Home Theater

The Best Wall Color for Home Theater

When we first get in to home theater, the horizon looks endless. There are speakers to audition, wires to run, and subwoofers to place. Just when you think you are done, someone tells you about room acoustics and you find yourself spending a weekend in a garage making your own room treatments. The possibilities seem endless. Home theater seems like a hobby that will never end.

Until it does.

We know it seems impossible, but people contact the AV Rant Podcast all the time asking about “upgrades” that are literally just them wanting to change something. Anything. Surely they could do something to make their home theater better?

Welcome to your wall color. Yes, there is a best color for your home theater walls.

Why Wall Color Matters for Home Theater

If you think about cinemas, they usually have curtains everywhere. Sometimes they carpet the walls. The idea is that the wall coverings are dark in color and are plush. That plushness absorbs light. What they don’t want is the light to reflect off the walls and back to the viewers.

The number one thing to remember is that our eyes are very sensitive to color. Regardless if you have a direct view or projection screen, the light from the image will bounce off the walls. That reflected light will do a number of things to your perception of the image. If the wall color is too light, it will reduce the perceived contrast of the image. If the color is too dramatic (think orange, red, blue, etc.) that light can bounce back to the screen and skew the color of the image.
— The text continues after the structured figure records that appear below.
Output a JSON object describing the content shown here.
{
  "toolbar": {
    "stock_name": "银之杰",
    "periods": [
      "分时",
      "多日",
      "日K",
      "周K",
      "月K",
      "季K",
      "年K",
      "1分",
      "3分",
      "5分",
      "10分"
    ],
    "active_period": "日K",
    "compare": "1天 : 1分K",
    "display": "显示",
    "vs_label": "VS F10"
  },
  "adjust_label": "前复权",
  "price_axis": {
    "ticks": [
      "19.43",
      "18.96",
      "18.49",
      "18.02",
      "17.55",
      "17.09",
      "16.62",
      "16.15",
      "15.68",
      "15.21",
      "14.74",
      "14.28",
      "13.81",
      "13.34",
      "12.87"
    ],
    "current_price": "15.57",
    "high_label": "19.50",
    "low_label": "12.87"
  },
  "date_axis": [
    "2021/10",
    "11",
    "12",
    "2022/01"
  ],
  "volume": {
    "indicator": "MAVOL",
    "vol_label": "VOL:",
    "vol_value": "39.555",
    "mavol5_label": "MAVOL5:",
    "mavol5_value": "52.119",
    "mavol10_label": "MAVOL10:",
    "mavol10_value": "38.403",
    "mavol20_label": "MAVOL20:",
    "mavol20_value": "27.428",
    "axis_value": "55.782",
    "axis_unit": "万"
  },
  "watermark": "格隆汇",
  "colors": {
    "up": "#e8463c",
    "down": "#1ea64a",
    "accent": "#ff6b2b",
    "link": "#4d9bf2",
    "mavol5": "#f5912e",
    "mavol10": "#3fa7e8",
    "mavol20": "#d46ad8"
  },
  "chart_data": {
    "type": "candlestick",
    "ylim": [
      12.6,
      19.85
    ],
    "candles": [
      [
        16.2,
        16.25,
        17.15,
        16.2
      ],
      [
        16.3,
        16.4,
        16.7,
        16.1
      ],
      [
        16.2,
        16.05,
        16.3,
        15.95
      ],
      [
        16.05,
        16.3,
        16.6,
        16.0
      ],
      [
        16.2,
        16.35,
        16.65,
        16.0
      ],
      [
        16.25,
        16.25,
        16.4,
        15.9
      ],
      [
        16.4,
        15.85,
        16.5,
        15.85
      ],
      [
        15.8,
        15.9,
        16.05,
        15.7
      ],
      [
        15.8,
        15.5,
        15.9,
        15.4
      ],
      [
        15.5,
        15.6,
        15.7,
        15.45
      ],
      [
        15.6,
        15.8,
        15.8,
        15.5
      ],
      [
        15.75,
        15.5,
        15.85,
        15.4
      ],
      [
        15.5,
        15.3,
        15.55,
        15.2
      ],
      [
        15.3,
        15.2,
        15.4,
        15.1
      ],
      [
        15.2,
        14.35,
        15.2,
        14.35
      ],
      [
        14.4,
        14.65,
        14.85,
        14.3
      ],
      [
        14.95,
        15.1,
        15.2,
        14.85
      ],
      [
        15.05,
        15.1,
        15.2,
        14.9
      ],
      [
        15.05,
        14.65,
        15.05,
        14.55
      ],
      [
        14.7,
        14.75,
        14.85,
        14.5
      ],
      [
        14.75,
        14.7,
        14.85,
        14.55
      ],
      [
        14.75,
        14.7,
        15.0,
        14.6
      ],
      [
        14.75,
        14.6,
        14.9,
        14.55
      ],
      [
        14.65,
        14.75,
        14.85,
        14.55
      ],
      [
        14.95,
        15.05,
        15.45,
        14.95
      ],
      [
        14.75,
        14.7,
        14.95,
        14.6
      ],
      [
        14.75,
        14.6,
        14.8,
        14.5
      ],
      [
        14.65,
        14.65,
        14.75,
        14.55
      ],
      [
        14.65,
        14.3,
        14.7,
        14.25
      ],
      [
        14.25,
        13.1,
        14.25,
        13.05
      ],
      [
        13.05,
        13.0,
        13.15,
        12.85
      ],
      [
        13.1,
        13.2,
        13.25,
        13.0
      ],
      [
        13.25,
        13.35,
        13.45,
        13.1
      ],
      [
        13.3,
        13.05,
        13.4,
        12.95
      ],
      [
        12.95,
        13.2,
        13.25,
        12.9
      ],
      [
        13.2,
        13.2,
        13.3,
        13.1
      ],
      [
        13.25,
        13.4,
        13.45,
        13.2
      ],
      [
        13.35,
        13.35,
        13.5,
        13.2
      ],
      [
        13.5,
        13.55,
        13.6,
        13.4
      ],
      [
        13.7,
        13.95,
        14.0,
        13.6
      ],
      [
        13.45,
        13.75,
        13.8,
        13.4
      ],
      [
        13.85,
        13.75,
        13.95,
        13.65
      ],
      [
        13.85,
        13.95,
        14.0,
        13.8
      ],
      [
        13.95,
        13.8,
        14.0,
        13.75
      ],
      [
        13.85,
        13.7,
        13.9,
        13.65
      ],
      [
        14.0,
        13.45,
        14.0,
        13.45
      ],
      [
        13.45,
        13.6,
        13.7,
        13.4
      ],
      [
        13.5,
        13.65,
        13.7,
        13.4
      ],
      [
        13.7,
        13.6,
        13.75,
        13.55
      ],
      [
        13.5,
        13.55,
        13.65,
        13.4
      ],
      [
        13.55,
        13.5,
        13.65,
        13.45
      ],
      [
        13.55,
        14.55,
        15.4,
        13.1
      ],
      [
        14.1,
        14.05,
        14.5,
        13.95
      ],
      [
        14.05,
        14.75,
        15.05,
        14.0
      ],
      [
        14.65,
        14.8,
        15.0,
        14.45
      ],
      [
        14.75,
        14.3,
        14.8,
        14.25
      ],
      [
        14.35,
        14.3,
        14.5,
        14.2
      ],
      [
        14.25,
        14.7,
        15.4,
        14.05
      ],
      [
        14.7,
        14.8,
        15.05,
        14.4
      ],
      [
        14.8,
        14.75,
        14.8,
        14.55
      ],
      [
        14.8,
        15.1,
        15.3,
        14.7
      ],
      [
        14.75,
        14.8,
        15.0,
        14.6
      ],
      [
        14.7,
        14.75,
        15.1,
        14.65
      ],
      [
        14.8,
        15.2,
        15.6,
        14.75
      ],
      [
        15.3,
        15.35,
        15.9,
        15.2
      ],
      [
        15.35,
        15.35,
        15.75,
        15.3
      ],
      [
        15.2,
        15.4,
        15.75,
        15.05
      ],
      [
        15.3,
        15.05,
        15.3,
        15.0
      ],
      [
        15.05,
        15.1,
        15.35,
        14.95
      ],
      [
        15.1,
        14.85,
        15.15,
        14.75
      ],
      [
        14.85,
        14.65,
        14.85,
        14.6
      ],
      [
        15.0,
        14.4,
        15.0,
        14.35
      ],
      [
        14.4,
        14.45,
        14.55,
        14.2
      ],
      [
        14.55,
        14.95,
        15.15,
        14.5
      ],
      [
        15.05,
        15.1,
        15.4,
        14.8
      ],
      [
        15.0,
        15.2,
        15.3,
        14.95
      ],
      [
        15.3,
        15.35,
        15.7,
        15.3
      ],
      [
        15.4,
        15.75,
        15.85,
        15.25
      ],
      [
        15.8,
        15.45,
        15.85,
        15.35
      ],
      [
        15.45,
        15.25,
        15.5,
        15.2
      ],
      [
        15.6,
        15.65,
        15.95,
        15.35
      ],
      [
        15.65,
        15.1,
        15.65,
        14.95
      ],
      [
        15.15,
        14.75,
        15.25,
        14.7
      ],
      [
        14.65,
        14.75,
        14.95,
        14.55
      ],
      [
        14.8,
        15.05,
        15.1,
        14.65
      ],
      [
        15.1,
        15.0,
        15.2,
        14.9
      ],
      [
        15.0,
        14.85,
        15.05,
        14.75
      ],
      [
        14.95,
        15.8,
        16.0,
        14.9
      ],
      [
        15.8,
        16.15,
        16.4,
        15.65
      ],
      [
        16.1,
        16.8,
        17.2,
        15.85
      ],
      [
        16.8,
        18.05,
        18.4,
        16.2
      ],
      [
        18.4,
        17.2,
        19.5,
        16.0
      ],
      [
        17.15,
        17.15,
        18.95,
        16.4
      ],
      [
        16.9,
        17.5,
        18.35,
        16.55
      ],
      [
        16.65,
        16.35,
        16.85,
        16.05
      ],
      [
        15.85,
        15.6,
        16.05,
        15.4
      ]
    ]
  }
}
Unfortunately, we usually don’t have the ability to carpet our walls. That means we need to choose a paint that will act similarly in our home theater for the best performance.

Back in Black

In a perfect world, you’d paint your home theater black. The walls, the ceiling, black carpet on the floor, black furniture…everything. You’d wear black clothes, a black balaclava, and paint any exposed skin black (explain that to your family and friends). If you were REALLY serious, you’d get black contacts for your eyes so that the light couldn’t bounce off your sclera (the white parts of your eyes).

So…yeah, that’s a bit extreme.

The extreme idea outlined above is designed to absolutely kill any light reflecting around your room. In less extreme examples, people will paint the wall where their screen lives black. They may hang black velvet on the wall, side walls within their view, and tack it up to the ceiling. Anything to black out the area around the screen. This makes sure the only light that is coming from the front of the room is from the screen.

The Downsides of Blacking Out Your Home Theater

If you are using a projection system or anything that isn’t an OLED, the black parts of your screen really aren’t as black as you think they are. For all the other direct-view technologies out there, they utilize a backlight that has to be dimmed. Only OLED can dim each individual pixel. That means your LED (or QLED, QNED, or Neo QLED) displays have areas that will look more grey than black.

Projectors are even worse.

You can get around this by adding bias lighting. This adds light around your screen so that the perceived contrast is increased. But you just spent a bunch of money and time blacking out the front of your theater. Why would you want to add more light?

The Compromise

Our favorite compromise for wall color is Sherwin Williams Grey Screen paint (link). Like many paint colors, the Grey Screen paint has a number of sister colors in the same family. The upside of this color is that it is completely neutral. It doesn’t have a little more blue or red or any other color in it. That means that any light bouncing off it will not be color-shifted in any way.

We suggest you get some samples of the different shades and see which you can live with in your home theater. Go as dark as possible. With grey being a very hot wall color right now, there is no better time to introduce this home theater change to your significant other. Personally, we didn’t bother bringing up painting the ceiling grey to our significant other. You may be braver than us.

The Results

After you repaint your home theater, will you notice a huge difference in the quality of the image in your home theater? You might. If you are going from a completely white room to one that is much, much darker, you could experience better contrast. If the walls were a funky color, you could experience better colors.

Most likely, the improvements will be subtle.

This question is best asked by those that are building a new home theater from scratch. We believe that the paint for any room in your home, much less your theater, shouldn’t look out of place with the rest of the rooms. Having a crazy home theater that is optimized for viewing but looks odd compared to the rest of the house can make selling your home later more difficult. If you want a fully optimized home theater, more power to you. Paint the whole room black. But if you want to have a home theater that makes aesthetics compromises, we totally get that and we give you our blessing. This Sherwin Williams paint is very good and certainly shows that you cared about performance. Paint with confidence!